The introduction of GST in India is a substantial shift from the current tax regime. It is expected that service sectors will have a major impact on GST than the manufacturing or trading sector.
Among the services provided by Banks and NBFCs, financial services such as fund-based, fee-based and insurance services will see major shifts from the current scenario.
Owing to the nature and volume of operations provided by banks and NBFC vis lease transactions, hire purchase, related to actionable claims, fund, and non-fund based services etc. GST compliance will be quite difficult to implement in these sectors.
Currently, an NBFC, Banks with PAN India operations can discharge its service tax compliances through a single centralized registration. However, under GST, such Banks/NBFCs would need to obtain a separate registration for each state where they operate.
In addition to registration, compliance burden about filing of returns has also increased substantially in terms of the periodicity of returns, number of return formats and level of details required in these returns.
Currently, Banks and NBFCs majorly opt for the option of reversal of 50% of the CENVAT credit availed against inputs and input services whereas CENVAT credit on capital goods could be availed with no reversal conditions.
Under GST, 50% of the CENVAT credit availed against inputs, input services, and capital goods is to be reversed which leaves them with a position of reduced credit of 50% on capital goods thereby increasing the cost of capital.
The assessment would be done by the respective state regulators under which the respective branch is registered. Now, every registered branch of banks and NBFCs must justify its position on chargeability in the respective state and the reason for utilizing input tax credit in different states.
As under GST, more than one adjudicating authority will be involved, each authority may hold a different opinion on the same underlying issue. This contradiction in opinion will prolong the adjudication process. Currently, a taxpayer is adjudged by a single adjudicating authority on an issue involved.
Under GST different adjudicating authority may take a different view on the same issue. Clearing up and dealing with the difference of opinion provided by the different adjudicating authority would be difficult.
The place of supply will be the location of the recipient of services on the records of the supplier of services. In the digitized and centralized scenario prevailing in India identifying the state of location of service recipient will be quite difficult.
In cases where the service recipients like professionals, manufacturers, traders, and other workers often shift from one place to other in search of better opportunities, the service provider may have a different address namely permanent address, current address, the address of communication and KYC address.
The place of supply of service here would be the location of the service provider. This will again hit such companies which are widespread in remote locations to establish their presence but operate and transact from a back office located in some other state.
Actionable claims do not constitute as a service under Service Tax, and hence no tax is payable under the current regime. Under GST actionable claims are now included in the definition of supply of goods.
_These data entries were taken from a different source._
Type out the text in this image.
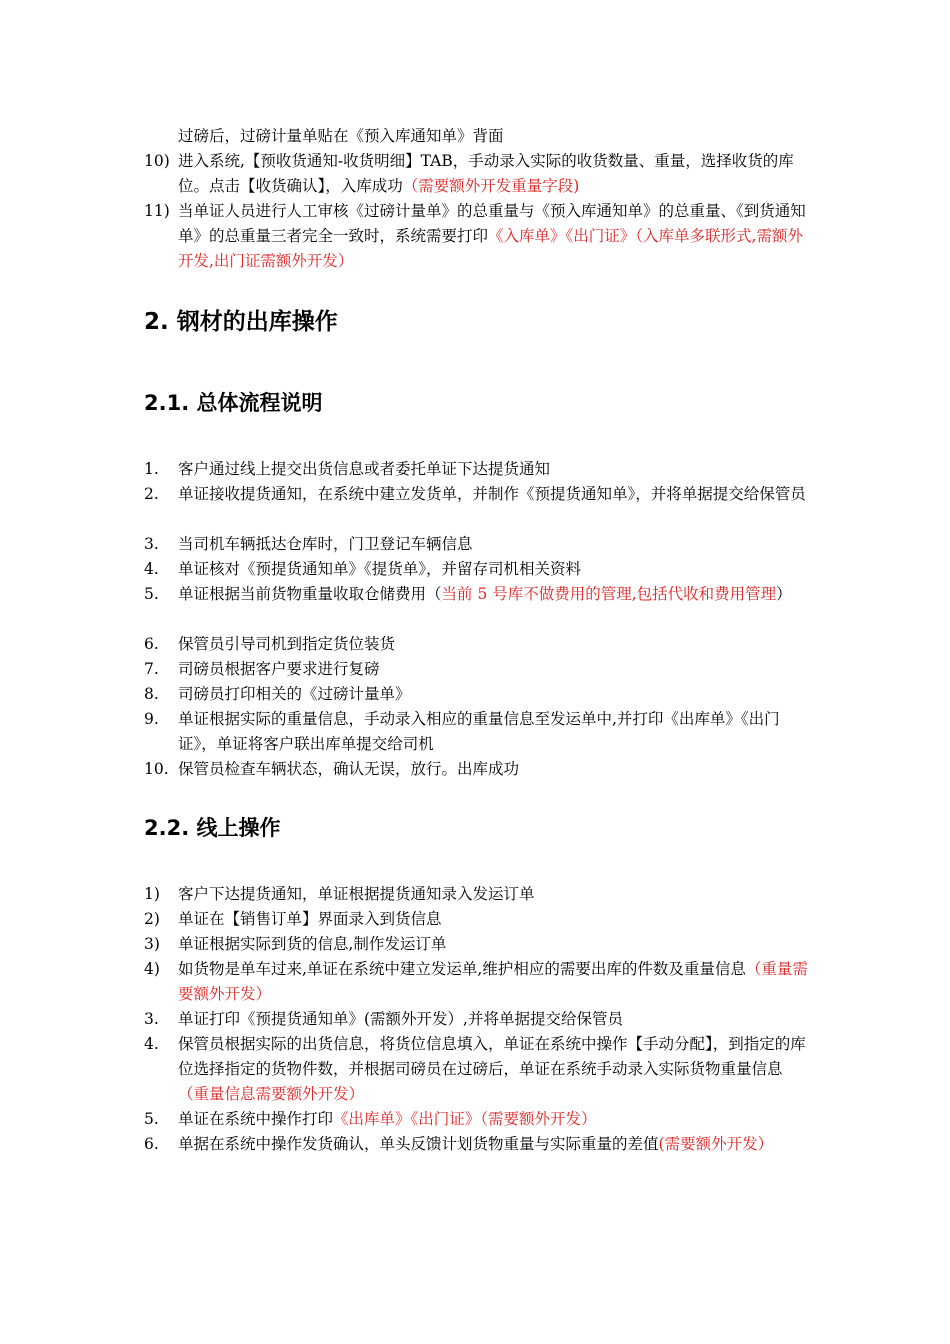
过磅后，过磅计量单贴在《预入库通知单》背面
10) 进入系统,【预收货通知-收货明细】TAB，手动录入实际的收货数量、重量，选择收货的库位。点击【收货确认】，入库成功（需要额外开发重量字段)
11) 当单证人员进行人工审核《过磅计量单》的总重量与《预入库通知单》的总重量、《到货通知单》的总重量三者完全一致时，系统需要打印《入库单》《出门证》（入库单多联形式,需额外开发,出门证需额外开发）
2. 钢材的出库操作
2.1. 总体流程说明
1.	客户通过线上提交出货信息或者委托单证下达提货通知
2.	单证接收提货通知，在系统中建立发货单，并制作《预提货通知单》，并将单据提交给保管员
3.	当司机车辆抵达仓库时，门卫登记车辆信息
4.	单证核对《预提货通知单》《提货单》，并留存司机相关资料
5.	单证根据当前货物重量收取仓储费用（当前 5 号库不做费用的管理,包括代收和费用管理）
6.	保管员引导司机到指定货位装货
7.	司磅员根据客户要求进行复磅
8.	司磅员打印相关的《过磅计量单》
9.	单证根据实际的重量信息，手动录入相应的重量信息至发运单中,并打印《出库单》《出门证》，单证将客户联出库单提交给司机
10. 保管员检查车辆状态，确认无误，放行。出库成功
2.2. 线上操作
1)	客户下达提货通知，单证根据提货通知录入发运订单
2)	单证在【销售订单】界面录入到货信息
3)	单证根据实际到货的信息,制作发运订单
4)	如货物是单车过来,单证在系统中建立发运单,维护相应的需要出库的件数及重量信息（重量需要额外开发）
3.	单证打印《预提货通知单》(需额外开发）,并将单据提交给保管员
4.	保管员根据实际的出货信息，将货位信息填入，单证在系统中操作【手动分配】，到指定的库位选择指定的货物件数，并根据司磅员在过磅后，单证在系统手动录入实际货物重量信息（重量信息需要额外开发）
5.	单证在系统中操作打印《出库单》《出门证》（需要额外开发）
6.	单据在系统中操作发货确认，单头反馈计划货物重量与实际重量的差值(需要额外开发）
Services provided from bills discounted to securitization will now be taxed as an effect B2C and B2B majorly.
With the expectation of further details to emerge, financial sectors face a can of worms in terms of the manner of transacting business, customer profiles, services matrix, IT systems and operation to capture the data at both front and back end.
IT systems will need to be more vigilant in terms of serving the purpose of solving the complexity related to GST compliance and procedures at a higher volume. The impact of GST on Banks and NBFCs will be such that operations, transactions, accounting and compliance will need to be reconsidered in its entirety.